At the 1830 general election, he was a candidate for the open borough of Colchester, standing on the Blue interest. Spottiswoode finished second in the poll to Daniel Whittle Harvey, the radical sitting Member, but far ahead of the reformer William Mayhew. After Harvey raised issue with Spottiswoode's role as the King's Printer, Mayhew petitioned against his return, "alleging malpractice by the returning officer and bribery by Spottiswoode, but crucially arguing that his patent as king’s printer disqualified him, as a government contractor." On petition, Spottiswoode's election to Colchester was declared void and a by-election was held where he was succeeded by Mayhew.

==Personal life==
On 16 March 1819 Spottiswoode was married to Mary Longman (1801–1870), daughter of Thomas Norton Longman, the printer. In London they lived at 9 Bedford Square, and in Surrey, they owned Broome Hall. Together, they had two sons and three daughters, including:

- Rosa Spottiswoode (1821–1898), who lived at Drydown and never married.
- Augusta Spottiswoode (1823–1912), a prominent suffragist.
- William Spottiswoode (1825–1883), the mathematician and physicist; he married Elisa "Lise" Taylor Arbuthnot, a daughter of William Urquhart Arbuthnot (son of Sir William Arbuthnot, 1st Baronet), in 1861.
- George Andrew Spottiswoode (1827–1899), who married Grace Frances Hammick, eldest daughter of the Rev. Sir St Vincent Hammick, 2nd Baronet.

Spottiswoode died at his London home at 12 James Street, Buckingham Gate on 20 February 1866. Following his death, both Rosa and Augusta inherited equal shares in his four life assurance policies and thirteen shares each in the London Gas Light Company.

===Descendants===
Through his son William, he was a grandfather of William Hugh Spottiswoode (1864–1915) and Cyril Andrew Spottiswoode (1867–1915).

Through his son George, he was posthumously a grandfather of Capt.

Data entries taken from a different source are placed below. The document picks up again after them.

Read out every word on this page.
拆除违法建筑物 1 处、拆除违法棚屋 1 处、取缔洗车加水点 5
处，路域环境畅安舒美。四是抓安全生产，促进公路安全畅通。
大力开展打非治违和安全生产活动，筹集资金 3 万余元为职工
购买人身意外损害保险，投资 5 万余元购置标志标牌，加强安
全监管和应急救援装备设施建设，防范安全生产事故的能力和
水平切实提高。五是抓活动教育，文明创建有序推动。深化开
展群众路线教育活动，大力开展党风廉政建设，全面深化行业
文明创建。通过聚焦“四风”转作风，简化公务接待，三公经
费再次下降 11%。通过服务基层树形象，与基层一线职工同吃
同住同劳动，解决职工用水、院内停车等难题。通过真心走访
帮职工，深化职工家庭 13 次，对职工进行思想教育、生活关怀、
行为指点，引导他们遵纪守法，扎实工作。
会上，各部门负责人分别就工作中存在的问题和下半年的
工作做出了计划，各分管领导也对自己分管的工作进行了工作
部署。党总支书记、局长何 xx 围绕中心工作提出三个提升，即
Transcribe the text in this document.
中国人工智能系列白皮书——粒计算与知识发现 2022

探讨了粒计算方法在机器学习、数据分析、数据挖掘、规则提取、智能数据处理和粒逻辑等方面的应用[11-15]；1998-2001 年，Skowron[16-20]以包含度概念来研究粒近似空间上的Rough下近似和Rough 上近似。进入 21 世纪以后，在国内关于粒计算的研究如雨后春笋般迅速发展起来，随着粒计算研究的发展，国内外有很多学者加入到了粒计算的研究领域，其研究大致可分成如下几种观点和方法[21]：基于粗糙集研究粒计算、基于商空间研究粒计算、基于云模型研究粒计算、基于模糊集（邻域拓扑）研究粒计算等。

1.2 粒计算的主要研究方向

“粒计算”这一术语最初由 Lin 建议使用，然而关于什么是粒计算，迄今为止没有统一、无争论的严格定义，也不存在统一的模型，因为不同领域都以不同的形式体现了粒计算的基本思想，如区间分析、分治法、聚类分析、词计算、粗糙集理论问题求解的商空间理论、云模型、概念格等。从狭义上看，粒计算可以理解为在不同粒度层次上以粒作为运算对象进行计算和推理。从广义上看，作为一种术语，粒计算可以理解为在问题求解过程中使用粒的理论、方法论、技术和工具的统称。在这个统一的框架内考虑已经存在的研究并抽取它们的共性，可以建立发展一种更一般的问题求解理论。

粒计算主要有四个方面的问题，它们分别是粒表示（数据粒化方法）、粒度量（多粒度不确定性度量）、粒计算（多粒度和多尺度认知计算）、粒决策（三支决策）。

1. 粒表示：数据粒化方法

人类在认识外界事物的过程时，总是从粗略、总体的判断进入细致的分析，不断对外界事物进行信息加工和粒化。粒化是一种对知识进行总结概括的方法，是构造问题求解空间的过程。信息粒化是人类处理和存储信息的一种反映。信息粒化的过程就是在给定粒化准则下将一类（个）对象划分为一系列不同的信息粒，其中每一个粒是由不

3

John Spottiswoode (1874–1914) of the 6th Battalion, King's Royal Rifle Corps, who was killed in action at Gheluvelt during World War I; he had married married Sybil Gwendolen Ginsbury in 1907. His sister, Mabel Spottiswoode, married Robert Stansfield Herries (elder brother of Sir William Herries, both nephews of William Wickham, MP, and grandsons of Henry Lewis Wickham, Receiver General of Gibraltar).